Burn a Stream or Raise a Wall in WhiteboxTools

Often it is necessary to re-condition a DEM by burning streams or raising walls to force a watershed to be delineated with known streams or boundaries (example: NHD streams or WBD HUC boundaries). WhiteboxTools provide a couple of convenient tools for burning a stream or raising a wall which inlcude FillBurn, RaiseWalls, and BurnStreamsAtRoads.

FillBurn

This tools burns a stream into an existing DEM (Figure 1). The stream alignment needs to be provided as a vector shapefile. The resulted DEM is shown in Figure 2.

Figure 1
Figure 2

RaiseWalls

This tools burns a wall with a specified height above an existing DEM ground (Figure 3).
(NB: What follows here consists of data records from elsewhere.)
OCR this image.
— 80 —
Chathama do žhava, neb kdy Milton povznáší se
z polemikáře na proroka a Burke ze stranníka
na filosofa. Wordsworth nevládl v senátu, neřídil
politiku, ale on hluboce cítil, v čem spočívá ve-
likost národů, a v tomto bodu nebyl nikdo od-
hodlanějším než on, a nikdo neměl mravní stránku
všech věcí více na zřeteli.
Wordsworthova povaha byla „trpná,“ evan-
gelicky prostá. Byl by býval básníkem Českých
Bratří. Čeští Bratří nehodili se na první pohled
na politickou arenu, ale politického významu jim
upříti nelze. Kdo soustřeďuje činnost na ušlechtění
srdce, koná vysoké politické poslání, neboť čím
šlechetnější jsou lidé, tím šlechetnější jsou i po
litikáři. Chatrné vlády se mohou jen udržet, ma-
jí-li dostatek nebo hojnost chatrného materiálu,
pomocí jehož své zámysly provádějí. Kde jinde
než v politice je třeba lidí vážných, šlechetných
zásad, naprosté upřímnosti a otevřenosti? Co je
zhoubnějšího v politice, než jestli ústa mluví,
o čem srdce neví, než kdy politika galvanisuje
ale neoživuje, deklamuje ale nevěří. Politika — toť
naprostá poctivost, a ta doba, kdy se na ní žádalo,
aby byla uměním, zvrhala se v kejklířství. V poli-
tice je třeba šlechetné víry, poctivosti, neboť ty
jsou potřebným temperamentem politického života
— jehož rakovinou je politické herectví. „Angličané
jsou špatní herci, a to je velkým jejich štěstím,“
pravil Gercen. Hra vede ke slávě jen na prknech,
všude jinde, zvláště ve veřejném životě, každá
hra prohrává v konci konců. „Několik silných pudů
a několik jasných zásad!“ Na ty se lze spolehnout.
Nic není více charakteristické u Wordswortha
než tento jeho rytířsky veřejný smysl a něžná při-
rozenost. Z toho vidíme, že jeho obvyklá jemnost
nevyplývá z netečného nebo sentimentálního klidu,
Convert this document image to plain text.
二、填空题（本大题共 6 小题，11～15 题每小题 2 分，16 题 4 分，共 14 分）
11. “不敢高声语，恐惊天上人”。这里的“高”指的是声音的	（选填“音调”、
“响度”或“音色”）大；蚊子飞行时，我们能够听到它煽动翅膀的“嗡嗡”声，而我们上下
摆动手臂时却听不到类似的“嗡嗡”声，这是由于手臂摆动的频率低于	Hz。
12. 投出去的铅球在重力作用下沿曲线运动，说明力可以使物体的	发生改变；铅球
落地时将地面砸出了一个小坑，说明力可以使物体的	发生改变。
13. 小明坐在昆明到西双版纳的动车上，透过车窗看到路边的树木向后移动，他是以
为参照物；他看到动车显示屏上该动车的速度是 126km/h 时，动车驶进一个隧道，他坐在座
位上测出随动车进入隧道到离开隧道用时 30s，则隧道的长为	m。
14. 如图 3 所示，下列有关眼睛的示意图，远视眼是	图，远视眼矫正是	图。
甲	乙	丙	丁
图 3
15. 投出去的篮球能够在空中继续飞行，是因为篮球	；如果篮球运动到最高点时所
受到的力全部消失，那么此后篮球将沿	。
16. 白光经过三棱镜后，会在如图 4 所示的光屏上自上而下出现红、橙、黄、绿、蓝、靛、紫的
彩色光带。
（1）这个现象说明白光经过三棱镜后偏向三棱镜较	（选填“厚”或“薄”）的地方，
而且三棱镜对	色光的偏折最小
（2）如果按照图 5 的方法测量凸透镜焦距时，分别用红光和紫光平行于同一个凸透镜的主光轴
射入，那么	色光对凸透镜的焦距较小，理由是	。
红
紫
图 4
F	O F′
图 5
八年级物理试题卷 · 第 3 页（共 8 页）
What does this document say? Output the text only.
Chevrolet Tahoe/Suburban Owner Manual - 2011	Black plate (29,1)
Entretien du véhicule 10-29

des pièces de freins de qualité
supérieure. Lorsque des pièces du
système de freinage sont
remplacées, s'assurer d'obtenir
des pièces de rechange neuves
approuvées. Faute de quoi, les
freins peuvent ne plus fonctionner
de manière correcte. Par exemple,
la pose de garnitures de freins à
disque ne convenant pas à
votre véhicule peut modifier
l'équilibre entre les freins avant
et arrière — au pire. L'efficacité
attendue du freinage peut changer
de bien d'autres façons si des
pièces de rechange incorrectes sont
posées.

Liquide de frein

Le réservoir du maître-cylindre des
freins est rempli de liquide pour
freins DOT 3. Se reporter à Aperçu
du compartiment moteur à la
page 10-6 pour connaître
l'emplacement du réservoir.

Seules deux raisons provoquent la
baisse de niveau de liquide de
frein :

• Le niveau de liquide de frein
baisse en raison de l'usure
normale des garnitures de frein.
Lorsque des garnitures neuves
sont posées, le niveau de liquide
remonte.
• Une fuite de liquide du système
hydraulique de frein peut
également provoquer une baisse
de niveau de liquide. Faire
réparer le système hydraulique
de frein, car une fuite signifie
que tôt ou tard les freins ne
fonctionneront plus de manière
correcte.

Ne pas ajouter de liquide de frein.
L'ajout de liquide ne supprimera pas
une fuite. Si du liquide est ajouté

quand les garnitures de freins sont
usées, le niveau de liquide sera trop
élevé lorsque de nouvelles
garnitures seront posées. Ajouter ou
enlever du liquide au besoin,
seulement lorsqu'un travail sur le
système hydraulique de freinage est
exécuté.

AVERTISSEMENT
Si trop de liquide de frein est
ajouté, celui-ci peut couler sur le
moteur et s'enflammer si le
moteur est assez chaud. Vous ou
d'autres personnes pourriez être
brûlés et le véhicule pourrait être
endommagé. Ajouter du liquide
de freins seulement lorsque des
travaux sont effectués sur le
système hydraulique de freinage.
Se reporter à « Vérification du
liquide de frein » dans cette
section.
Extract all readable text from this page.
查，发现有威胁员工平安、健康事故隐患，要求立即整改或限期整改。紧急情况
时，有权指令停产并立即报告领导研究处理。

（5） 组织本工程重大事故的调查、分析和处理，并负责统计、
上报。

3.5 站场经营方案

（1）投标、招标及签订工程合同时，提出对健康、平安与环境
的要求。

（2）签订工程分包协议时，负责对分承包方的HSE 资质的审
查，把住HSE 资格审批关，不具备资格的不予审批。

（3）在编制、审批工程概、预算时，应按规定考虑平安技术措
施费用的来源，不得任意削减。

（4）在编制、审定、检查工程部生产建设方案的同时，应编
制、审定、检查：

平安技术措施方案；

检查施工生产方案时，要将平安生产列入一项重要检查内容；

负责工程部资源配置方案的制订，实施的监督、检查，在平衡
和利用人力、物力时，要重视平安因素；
The wall alignment needs to be provided as a vector shapefile. An optional breach line may be needed so the area surrounded by the newly erected walls will not become depressed. The re-conditioned DEM with the new wall is shown in Figure 4.

Figure 3
Figure 4

The watersheds delineated after and before the wall is burned are shown in Figure 5. It is obvious the new wall blocks the flow coming from the upstream side, which results in a much smaller watershed.

Figure 5

BurnStreamsAtRoads

This tool is convenient to burn a stream crossing an roadway embankment if the DEM or LiDAR does not pick up the crossing where there is a culvert or a bridge. Two vector shapefiles are required: one for stream alignment and the other for roadway. The stream alignment should connect to the existing stream on either side of the roadway. The burned stream is along the stream alignment and its length is determined by the Road Embankment Width value (half of it on either side of the roadway, Figure 7). It appears that the value of Road Embankment Width must be provided, and otherwise, the output DEM is the same as the input DEM.

Figure 6
Figure 7

Figure 7 is only for illustration purpose to show the function of BurnStreamsAtRoads. The stream alignment (the solid blue line) does not actually connect to a stream to the upper side of the roadway in this example.